L'Ode à la liberté [Livre I]

Chapitre 37 : Méprise - Part I

2661 mots, Catégorie: M

Dernière mise à jour 26/05/2021 07:28

La gamine grelottait. Elle n'aimait pas être plongée dans l'obscurité la plus totale. Et si un Titan venait la dévorer pendant son sommeil. Non, impossible. Le sol tremblerait sous les pas d'un de ses monstres. Puis, les murs la protégeaient. Toutefois, Si elle ne pensait pas à ces géants, elle pensait au Croquemitaine. Cette créature aimait s'en prendre aux enfants et pouvait leur faire peur de milliard de façons.
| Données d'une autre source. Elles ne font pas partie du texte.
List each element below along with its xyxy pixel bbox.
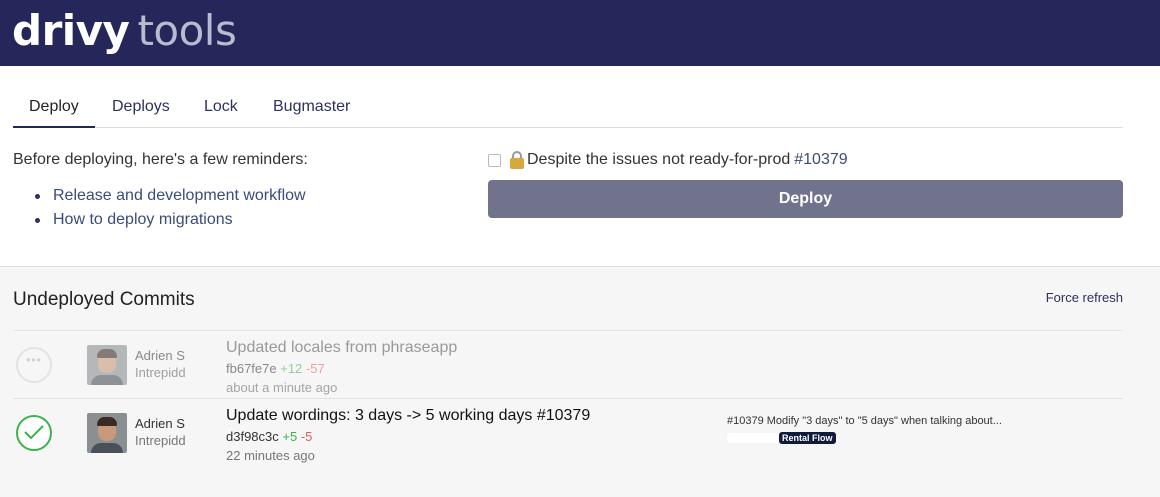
lock-icon — [509, 151, 525, 169]
author-team: Intrepidd — [135, 433, 186, 448]
logo-suffix: tools — [137, 6, 237, 55]
top-bar: drivy tools — [0, 0, 1160, 66]
commit-additions: +12 — [280, 361, 303, 376]
avatar — [87, 413, 127, 453]
commit-row: ••• Adrien S Intrepidd Updated locales f… — [13, 330, 1123, 398]
linked-issue-title[interactable]: #10379 Modify "3 days" to "5 days" when … — [727, 415, 1002, 427]
tab-bugmaster[interactable]: Bugmaster — [257, 86, 366, 128]
release-workflow-link[interactable]: Release and development workflow — [53, 187, 306, 204]
issue-labels: Rental Flow — [727, 432, 836, 444]
commit-deletions: -57 — [305, 361, 325, 376]
tab-lock[interactable]: Lock — [188, 86, 254, 128]
commit-time: about a minute ago — [226, 380, 338, 395]
logo-brand: drivy — [12, 6, 130, 55]
commit-sha[interactable]: fb67fe7e — [226, 361, 277, 376]
tab-deploy[interactable]: Deploy — [13, 86, 95, 128]
commit-author: Adrien S Intrepidd — [135, 415, 186, 449]
author-name: Adrien S — [135, 348, 185, 363]
check-circle-icon — [16, 415, 52, 451]
reminder-list: Release and development workflow How to … — [35, 184, 306, 232]
override-option: Despite the issues not ready-for-prod #1… — [488, 149, 848, 171]
override-issue-link[interactable]: #10379 — [794, 151, 847, 169]
commit-time: 22 minutes ago — [226, 448, 315, 463]
override-label: Despite the issues not ready-for-prod — [527, 151, 791, 168]
commit-meta: fb67fe7e +12 -57 — [226, 360, 457, 377]
author-team: Intrepidd — [135, 365, 186, 380]
commit-author: Adrien S Intrepidd — [135, 347, 186, 381]
commit-meta: d3f98c3c +5 -5 — [226, 428, 590, 445]
pending-status-icon: ••• — [16, 347, 52, 383]
reminder-list-item: Release and development workflow — [35, 184, 306, 208]
tab-bar: Deploy Deploys Lock Bugmaster — [13, 86, 1123, 128]
override-checkbox[interactable] — [488, 153, 501, 167]
deploy-migrations-link[interactable]: How to deploy migrations — [53, 211, 233, 228]
commit-message: Update wordings: 3 days -> 5 working day… — [226, 407, 591, 424]
commit-sha[interactable]: d3f98c3c — [226, 429, 279, 444]
commit-info: Update wordings: 3 days -> 5 working day… — [226, 406, 590, 464]
commit-message: Updated locales from phraseapp — [226, 339, 458, 356]
reminder-intro: Before deploying, here's a few reminders… — [13, 151, 308, 168]
commit-additions: +5 — [282, 429, 298, 444]
issue-label: Rental Flow — [779, 432, 836, 444]
app-logo[interactable]: drivy tools — [12, 6, 237, 56]
deploy-button[interactable]: Deploy — [488, 180, 1123, 218]
issue-label-blank — [727, 433, 779, 443]
commit-info: Updated locales from phraseapp fb67fe7e … — [226, 338, 457, 396]
author-name: Adrien S — [135, 416, 185, 431]
force-refresh-link[interactable]: Force refresh — [1046, 290, 1123, 305]
avatar — [87, 345, 127, 385]
reminder-list-item: How to deploy migrations — [35, 208, 306, 232]
section-title: Undeployed Commits — [13, 289, 195, 310]
undeployed-commits-section: Undeployed Commits Force refresh ••• Adr… — [0, 266, 1160, 497]
tab-deploys[interactable]: Deploys — [96, 86, 186, 128]
commit-row: Adrien S Intrepidd Update wordings: 3 da… — [13, 398, 1123, 466]
commit-deletions: -5 — [300, 429, 313, 444]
La blondinette se mit en position assise, serrant ses petits poings, se mordillant la lèvre. Elle devait se montrer plus courageuse que ça. Elle n'était toujours pas sereine à l'idée de s'endormir seule. Elle se recroquevilla légèrement sur elle-même, songeant sérieusement à se réfugier dans le lit de Raphaël. Il pourrait la protéger. Or, pour cela, elle devait errer dans les couloirs en pleine nuit, et l'idée de croiser un fantôme lui donnait la chair de poule. Que faire ?

En fin de compte, sa chambre n'était plus complètement plongée dans le néant. À travers les rideaux noirs - bordeaux en pleine journée - des faisceaux lumineux apparaissaient. Æsma se glissa, or de son lit et se dirigea vers ceux-ci - pour les ouvrir en grand et découvrir la fenêtre qui s'y cachait derrière. Les nuages avaient complètement disparu du ciel, semblant avoir été éradiqué par la lune elle-même. L'astre luisait intensément, éclairant parfaitement le paysage nocturne, enseveli sous la neige. 

Admirant la boule lumineuse, tout aussi belle qu'imposante, les peurs de la petite fille s'estompaient petit à petit. Elle n'entendit pas la porte de sa piaule s'ouvrir, et escalada la banquette - servant de rebord de fenêtre - pour la voir de plus près, collant son nez sur la vitre froide, créant de la condensation à chaque respiration. Elle poussa un petit grognement et essuya la buée sur le carreau, pour continuer sa contemplation.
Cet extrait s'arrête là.